Food Trucking: How To Change Up Your Grocery Routine To Save Money
The average individual spends about $4,500 per year at the grocery store, roughly $90 per weekMost consumer understand the value of a dollar, and that thought resonates quite loudly at one particular place of business: the grocery store.
The average individual spends about $4,500 per year at the grocery store, roughly $90 per week. That number is about double for a family of three to four.
When you add in the convenience of restaurant dining and take out during the day, the number jumps up to nearly $10,000 per year for a family of four, not exactly a number you can simply ignore without issue.
While you can start by getting better at skipping the eating out at restaurants, to begin with, and cutting that from your expenses, what about the actual art of grocery shopping as it pertains to saving money?
The easiest way to shop smarter and thus save money on an expense that is a need is to make a list before you shop, have a plan and don't go into a shopping situation unprepared.
Simply going from memory creates a difficult, taxing situation that tends to not only lead to overspending but also buying certain items and products that you already have, only serving to clutter your cabinets, fridge or freezer and end up throwing away food as a result (not to mention money being tossed down the drain as well).
And if you find yourself meandering down an aisle, not sure what to buy or just aimlessly searching, you'll end up spending at 18 percent more on each trip to the grocery store. Your attention is diverted away from that would be list and instead is on the end caps (typically where they put marketing material and signage for products that they want to sell and that a lot of times you don't need).
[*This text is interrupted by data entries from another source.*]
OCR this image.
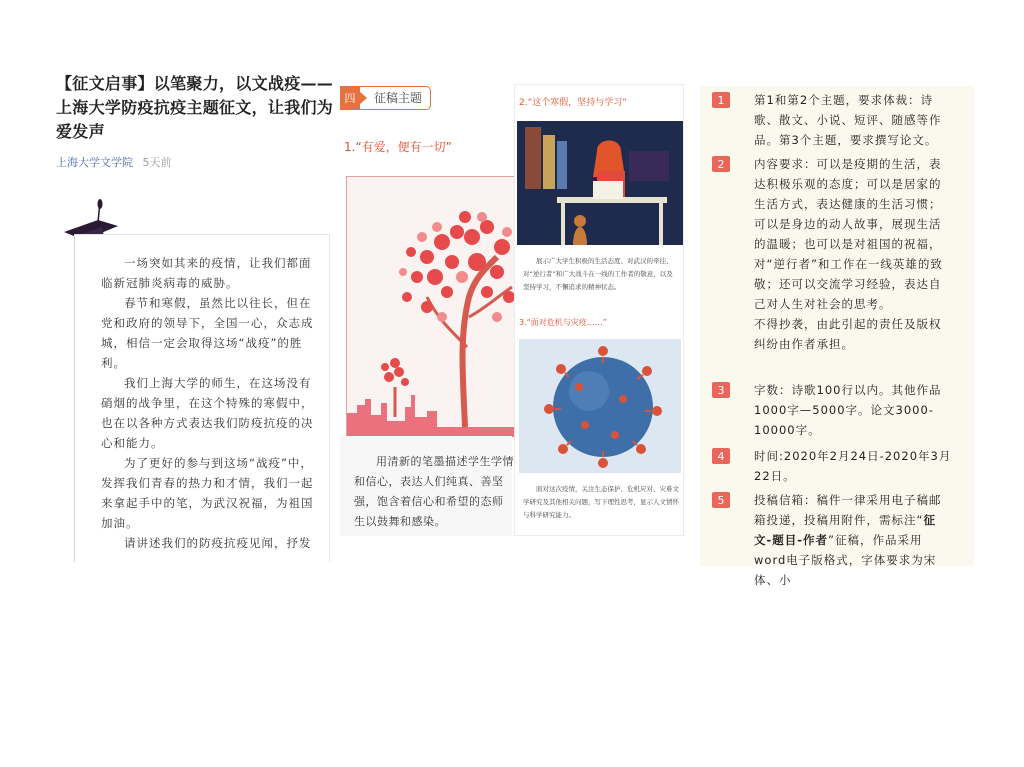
【征文启事】以笔聚力，以文战疫——上海大学防疫抗疫主题征文，让我们为爱发声
上海大学文学院 5天前

一场突如其来的疫情，让我们都面临新冠肺炎病毒的威胁。

春节和寒假，虽然比以往长，但在党和政府的领导下，全国一心，众志成城，相信一定会取得这场“战疫”的胜利。

我们上海大学的师生，在这场没有硝烟的战争里，在这个特殊的寒假中，也在以各种方式表达我们防疫抗疫的决心和能力。

为了更好的参与到这场“战疫”中，发挥我们青春的热力和才情，我们一起来拿起手中的笔，为武汉祝福，为祖国加油。

请讲述我们的防疫抗疫见闻，抒发

四	征稿主题
1.“有爱，便有一切”

用清新的笔墨描述学生学情和信心，表达人们纯真、善坚强，饱含着信心和希望的态师生以鼓舞和感染。

2.“这个寒假，坚持与学习”
展示广大学生积极的生活态度、对武汉的牵挂、对“逆行者”和广大战斗在一线的工作者的敬意，以及坚持学习，不懈追求的精神状态。
3.“面对危机与灾疫……”
面对这次疫情，关注生态保护、危机应对、灾难文学研究及其他相关问题，写下理性思考，显示人文情怀与科学研究能力。
1	第1和第2个主题，要求体裁：诗歌、散文、小说、短评、随感等作品。第3个主题，要求撰写论文。
2	内容要求：可以是疫期的生活，表达积极乐观的态度；可以是居家的生活方式，表达健康的生活习惯；可以是身边的动人故事，展现生活的温暖；也可以是对祖国的祝福，对“逆行者”和工作在一线英雄的致敬；还可以交流学习经验，表达自己对人生对社会的思考。
不得抄袭，由此引起的责任及版权纠纷由作者承担。
3	字数：诗歌100行以内。其他作品1000字—5000字。论文3000-10000字。
4	时间:2020年2月24日-2020年3月22日。
5	投稿信箱：稿件一律采用电子稿邮箱投递，投稿用附件，需标注“征文-题目-作者”征稿，作品采用word电子版格式，字体要求为宋体、小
Finally, experts agree that shopping on a particular day might be better for your overall success at saving money at the grocery store. For starters, most sales start midweek and run through Sunday, with the dead times being Monday and Tuesday. Try your best to coincide your grocery store run with sales that happen on those days. You don't typically find sales on Sunday or Monday as those are the two days people shop the most, whether it is preparing for the weekend or recovering from it.
The grocery store is an absolute necessity, not something you can avoid altogether or get around from one week to the next. What you can do is prepare for the trip by not only picking the right time to go but doing so with a game plan that suits your needs, rather than succumbs to your wants.